Dari aksi korporasi ini setidaknya anak usaha dari bank asal Thailand Kasikornbank Public Company Limited (Kbank) ini akan memiliki porsi saham sebesar 67,5%. Kemudian ada pula Bank Bukopin Syariah atau yang dikenal juga sebagai KB Bukopin Syariah dengan induk usahanya, PT Bank KB Bukopin Tbk., yang memiliki 92,778% porsi saham. Perlu diketahui, saat ini Bank KB Bukopin dimiliki oleh Kookmin Bank Co Ltd, bank asal Korea Selatan.
Meski bank-bank tersebut dikendalikan oleh asing, namun Senior Faculty Lembaga Pengelolaan Pengembangan Perbankan Indonesia (LPPI) Amin Nurdin menilai, nasib bank asing tersebut akan sama dengan bank-bank bermodal cilik lainnya yang mayoritas sahamnya dimiliki oleh perusahaan atau taipan lokal.
“Setidaknya ada tiga hal yang akan dialami, terlepas kepemilikan sahamnya itu asing atau lokal. Turun kasta menjadi BPR, merger dengan bank lain, atau menutup usaha banknya,” kata dia, saat dihubungi Alinea.id, Minggu (20/11).
Karenanya, untuk menghindari tiga hal tersebut, bank mau tak mau harus memenuhi modal inti minimum yang disyaratkan otoritas. Dengan cara yang paling umum dilakukan adalah melalui rights issue (penawaran umum terbatas saham) atau yang sering disebut dengan Hak Memesan Efek Terlebih Dahulu (HMETD) maupun dengan private placement alias pelepasan saham suatu perusahaan oleh pemegang saham tertentu tanpa melalui penawaran umum.

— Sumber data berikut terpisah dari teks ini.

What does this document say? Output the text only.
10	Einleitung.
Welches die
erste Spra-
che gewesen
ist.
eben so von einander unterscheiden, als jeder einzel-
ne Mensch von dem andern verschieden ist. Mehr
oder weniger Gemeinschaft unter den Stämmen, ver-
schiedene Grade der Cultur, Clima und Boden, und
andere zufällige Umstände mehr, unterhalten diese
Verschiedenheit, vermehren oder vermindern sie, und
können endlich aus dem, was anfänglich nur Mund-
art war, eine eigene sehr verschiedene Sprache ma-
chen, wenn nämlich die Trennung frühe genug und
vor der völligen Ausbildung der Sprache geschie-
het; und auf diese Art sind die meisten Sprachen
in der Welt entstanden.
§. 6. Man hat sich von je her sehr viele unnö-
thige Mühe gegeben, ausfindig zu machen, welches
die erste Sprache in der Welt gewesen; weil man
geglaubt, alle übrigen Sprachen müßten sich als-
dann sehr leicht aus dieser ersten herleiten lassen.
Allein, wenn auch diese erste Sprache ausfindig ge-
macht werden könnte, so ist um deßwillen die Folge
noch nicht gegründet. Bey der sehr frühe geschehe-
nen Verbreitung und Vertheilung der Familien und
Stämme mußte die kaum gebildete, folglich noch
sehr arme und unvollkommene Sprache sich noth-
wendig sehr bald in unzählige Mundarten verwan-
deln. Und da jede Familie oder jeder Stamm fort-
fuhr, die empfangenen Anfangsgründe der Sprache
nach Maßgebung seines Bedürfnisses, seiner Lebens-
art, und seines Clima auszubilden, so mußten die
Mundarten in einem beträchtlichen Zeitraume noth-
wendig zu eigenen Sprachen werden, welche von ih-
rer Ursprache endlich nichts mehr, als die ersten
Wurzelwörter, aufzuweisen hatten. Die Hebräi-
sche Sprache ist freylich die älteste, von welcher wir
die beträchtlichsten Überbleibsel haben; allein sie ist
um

Terlepas dari dua cara tersebut, komitmen pemegang saham pengendali (PSP) untuk menyetorkan modal tambahan dinilai sangat penting untuk memenuhi target permodalan. Amin mencontohkan HMETD misalnya, pada kondisi pasar keuangan global dan nasional yang masih tidak stabil ditambah kinerja perusahaan yang tidak seluruhnya bagus, akan sulit bagi bank-bank mini tersebut untuk mendapat dana tambahan dari pasar modal.
“Makanya, menurut saya harus ada roadshow dulu ke beberapa strategic partner. Jadi nantinya rights issue ini hanya sebagai cara mengundang pasar untuk join, tapi sebenarnya di belakangnya sudah ada strategic partner yang siap menjadi standby buyer untuk saham-saham itu,” jelas pengamat perbankan tersebut.
Bank dengan saham mayoritas dimiliki asing, menurut Amin, akan lebih mudah bagi mereka untuk mencari mitra strategis untuk diajak bekerjasama, baik melalui merger maupun akuisisi. Tidak hanya itu, untuk memperkuat permodalan satu sama lain, OJK pun mempersilahkan bank untuk bekerjasama dengan perusahaan teknologi finansial (tekfin).
“Jadi mereka bisa mengembangkan bisnis dan pasar, tetap menjaga inklusi keuangan dan bisa kerja sama membangun digitalisasi,” imbuh Amin.
Peran pemegang saham pengendali
Sama halnya dengan Amin, pengamat ekonomi perbankan Doddy Ariefianto juga menilai pemegang saham pengendali memegang peranan sangat penting dalam pemenuhan modal inti. Namun, bagi pemegang saham pengendali asing, kata dia, memiliki pertimbangan lebih banyak untuk memberikan penyertaan modal pada bank mini yang dimilikinya.
Beberapa diantaranya adalah kinerja bank tersebut serta bagaimana bisnis perusahaan dari negaranya yang ada di Indonesia berjalan. “Misal ada perusahaan Korea yang buka pabrik baja di Indonesia, mereka biasanya datang untuk memenuhi kebutuhan pendanaan perusahaan tadi. Umumnya begitu,” kata dia, kepada Alinea.id, Sabtu (19/11).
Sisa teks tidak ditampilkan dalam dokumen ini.